Aujourd'hui, on ne nous demande plus pourquoi cesser de manger des
animaux, mais comment faire", souligne Fabrice Dezrelle, président de
l'association Végétik, créée en 2013, comptant 400 membres et 45 000
fans sur Facebook (la troisième dans le monde francophone en nombre de
followers), dont les trois quarts sont des femmes, près de la moitié,
des 20-35 ans. Végétariens, végétaliens et végans témoignent d'un même
itinéraire : tous vivent avec en mémoire des séquences Internet
terrifiantes d'abattages dans des conditions atroces, de poulets
rachitiques dans des cages lilliputiennes, de cochons piétinant leurs
fientes, de vaches laitières usées à qui on enlève leur veau à peine né,
de petits poussins mâles broyés vivants... Après ça, disent-ils,
impossible d'oublier. Par le pouvoir et la force d'images choquantes
(très souvent dérobées en caméra cachée) et publiées sur le Web, les
militants de la cause animale sont ainsi parvenus à toucher un large
public.
La mobilisation s'organise, portée aussi par des figures
charismatiques : Madonna, Paul McCartney, le chanteur Moby, l'homme
d'affaires Richard Branson, l'acteur Joaquin Phoenix, l'actrice Pamela
Anderson... "Ce qui caractérise les comportements alimentaires
aujourd'hui, écrit Claude Fischler, sociologue et coordinateur d'un
ouvrage publié chez Odile Jacob sur les alimentations particulières,
c'est d'abord le fait qu'ils soient perçus comme relevant de la
responsabilité individuelle. Chacun construit, via son assiette, son
propre système de valeurs." Voilà ce qui permettrait de comprendre cet
essor "veggie" : choisir en conscience ce que l'on ingurgite est devenu
un acte politique, une manière concrète de faire coïncider ses actes et
ses idées.
L'accélération de la tendance
Bien
des indices prouvent le boom de ces pratiques.

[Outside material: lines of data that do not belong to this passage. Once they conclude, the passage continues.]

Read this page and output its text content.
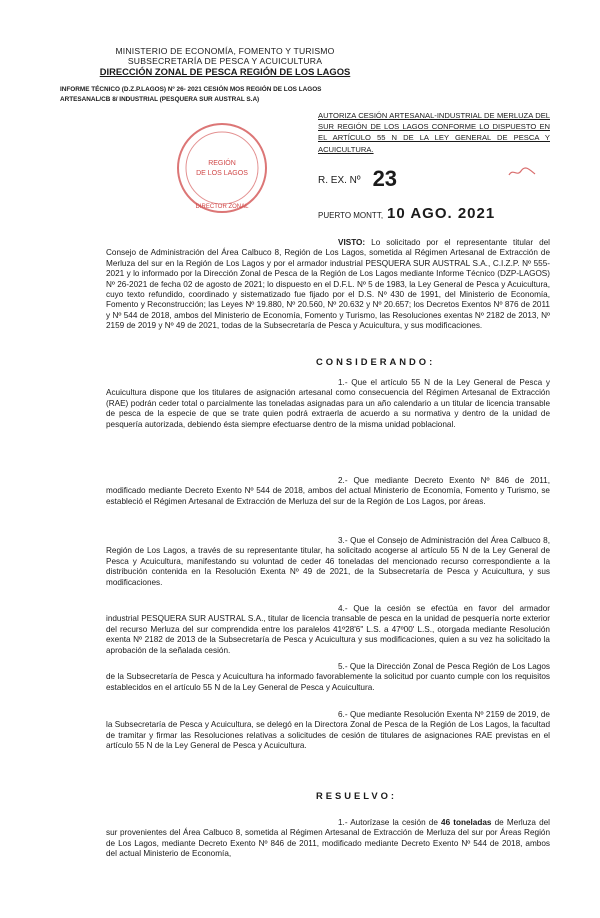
MINISTERIO DE ECONOMÍA, FOMENTO Y TURISMO
SUBSECRETARÍA DE PESCA Y ACUICULTURA
DIRECCIÓN ZONAL DE PESCA REGIÓN DE LOS LAGOS
INFORME TÉCNICO (D.Z.P.LAGOS) Nº 26- 2021 CESIÓN MOS REGIÓN DE LOS LAGOS
ARTESANAL/CB 8/ INDUSTRIAL (PESQUERA SUR AUSTRAL S.A)
AUTORIZA CESIÓN ARTESANAL-INDUSTRIAL DE MERLUZA DEL SUR REGIÓN DE LOS LAGOS CONFORME LO DISPUESTO EN EL ARTÍCULO 55 N DE LA LEY GENERAL DE PESCA Y ACUICULTURA.
REGIÓN
DE LOS LAGOS
DIRECTOR ZONAL
R. EX. Nº 23
PUERTO MONTT, 10 AGO. 2021
VISTO: Lo solicitado por el representante titular del Consejo de Administración del Área Calbuco 8, Región de Los Lagos, sometida al Régimen Artesanal de Extracción de Merluza del sur en la Región de Los Lagos y por el armador industrial PESQUERA SUR AUSTRAL S.A., C.I.Z.P. Nº 555-2021 y lo informado por la Dirección Zonal de Pesca de la Región de Los Lagos mediante Informe Técnico (DZP-LAGOS) Nº 26-2021 de fecha 02 de agosto de 2021; lo dispuesto en el D.F.L. Nº 5 de 1983, la Ley General de Pesca y Acuicultura, cuyo texto refundido, coordinado y sistematizado fue fijado por el D.S. Nº 430 de 1991, del Ministerio de Economía, Fomento y Reconstrucción; las Leyes Nº 19.880, Nº 20.560, Nº 20.632 y Nº 20.657; los Decretos Exentos Nº 876 de 2011 y Nº 544 de 2018, ambos del Ministerio de Economía, Fomento y Turismo, las Resoluciones exentas Nº 2182 de 2013, Nº 2159 de 2019 y Nº 49 de 2021, todas de la Subsecretaría de Pesca y Acuicultura, y sus modificaciones.
CONSIDERANDO:
1.- Que el artículo 55 N de la Ley General de Pesca y Acuicultura dispone que los titulares de asignación artesanal como consecuencia del Régimen Artesanal de Extracción (RAE) podrán ceder total o parcialmente las toneladas asignadas para un año calendario a un titular de licencia transable de pesca de la especie de que se trate quien podrá extraerla de acuerdo a su normativa y dentro de la unidad de pesquería autorizada, debiendo ésta siempre efectuarse dentro de la misma unidad poblacional.
2.- Que mediante Decreto Exento Nº 846 de 2011, modificado mediante Decreto Exento Nº 544 de 2018, ambos del actual Ministerio de Economía, Fomento y Turismo, se estableció el Régimen Artesanal de Extracción de Merluza del sur de la Región de Los Lagos, por áreas.
3.- Que el Consejo de Administración del Área Calbuco 8, Región de Los Lagos, a través de su representante titular, ha solicitado acogerse al artículo 55 N de la Ley General de Pesca y Acuicultura, manifestando su voluntad de ceder 46 toneladas del mencionado recurso correspondiente a la distribución contenida en la Resolución Exenta Nº 49 de 2021, de la Subsecretaría de Pesca y Acuicultura, y sus modificaciones.
4.- Que la cesión se efectúa en favor del armador industrial PESQUERA SUR AUSTRAL S.A., titular de licencia transable de pesca en la unidad de pesquería norte exterior del recurso Merluza del sur comprendida entre los paralelos 41º28'6" L.S. a 47º00' L.S., otorgada mediante Resolución exenta Nº 2182 de 2013 de la Subsecretaría de Pesca y Acuicultura y sus modificaciones, quien a su vez ha solicitado la aprobación de la señalada cesión.
5.- Que la Dirección Zonal de Pesca Región de Los Lagos de la Subsecretaría de Pesca y Acuicultura ha informado favorablemente la solicitud por cuanto cumple con los requisitos establecidos en el artículo 55 N de la Ley General de Pesca y Acuicultura.
6.- Que mediante Resolución Exenta Nº 2159 de 2019, de la Subsecretaría de Pesca y Acuicultura, se delegó en la Directora Zonal de Pesca de la Región de Los Lagos, la facultad de tramitar y firmar las Resoluciones relativas a solicitudes de cesión de titulares de asignaciones RAE previstas en el artículo 55 N de la Ley General de Pesca y Acuicultura.
RESUELVO:
1.- Autorízase la cesión de 46 toneladas de Merluza del sur provenientes del Área Calbuco 8, sometida al Régimen Artesanal de Extracción de Merluza del sur por Áreas Región de Los Lagos, mediante Decreto Exento Nº 846 de 2011, modificado mediante Decreto Exento Nº 544 de 2018, ambos del actual Ministerio de Economía,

Les livres de cuisines
végétarienne et végétalienne, qui font le bonheur des éditeurs ; des
blogueuses en vogue (comme Marie Laforêt), qui concoctent des plats
végans pour près de 20 000 fans... A Bruxelles, deux boutiques 100 % véganes, VegAnne's Shop et Végasme,
proposent une alimentation végétalienne et bio, comme des fromages
végétaux sans lait ou de la mayonnaise sans oeufs. A Liège aussi, où Goveg Vegan Shop
vend des pâtées végétariennes, à base de céréales, pour chien. Créée en
2010, la marque Lamazuna décline des produits 100 % naturels
(shampooings, dentifrices ou déodorants), fabriqués en France et
distribués en Belgique dans les boutiques Di, dont aucun n'est testé sur
les animaux. Les dentifrices n'utilisent pas de graisse de baleine. Cet
hiver, les Bruxellois découvriront un tea-room végan qui servira des
gâteaux sans lait ni oeufs. Même les boucheries s'y mettent. A Knokke,
par exemple, la boucherie Gaspard dispose d'une aile végétarienne, où
l'on vend des plats végétariens fait maison.
Plusieurs
associations, EasyVeggie ou Les oiseaux s'entêtent, organisent des
ateliers d'initiation à la cuisine végétarienne, qui connaissent leur
petit succès. Le renouveau de la cuisine végétarienne ne vient pas que
des végétariens eux-mêmes, mais aussi des chefs cuisiniers. On ne compte
plus les restaurants qui mettent en avant les légumes. Les supermarchés
passent au végan. Dans les rayons : des produits de substitution à
partir de céréales, conditionnés sous forme de steaks ou de nuggets, et
évidemment des galettes. "Ce sont les flexitariens, la végétariens
intermittents, qui tirent le marché", confirme Fabrice Derzelle.
Tous,
végétariens endurcis ou convertis de fraîche date, en sont convaincus :
le végétarisme finira par triompher. De fait, après une progression
continue depuis la fin de la Seconde Guerre mondiale, la consommation de
viande a atteint un pic à 99 kilogrammes (en équivalent carcasse) par
an et par habitant en 2005. Depuis, elle n'a cessé de diminuer, selon le
service de la statistique du ministère de l'Economie. La courbe
va-t-elle continuer à baisser ? L'homme est-il destiné à devenir
végétarien, ou tout au moins "flexitarien" ? ?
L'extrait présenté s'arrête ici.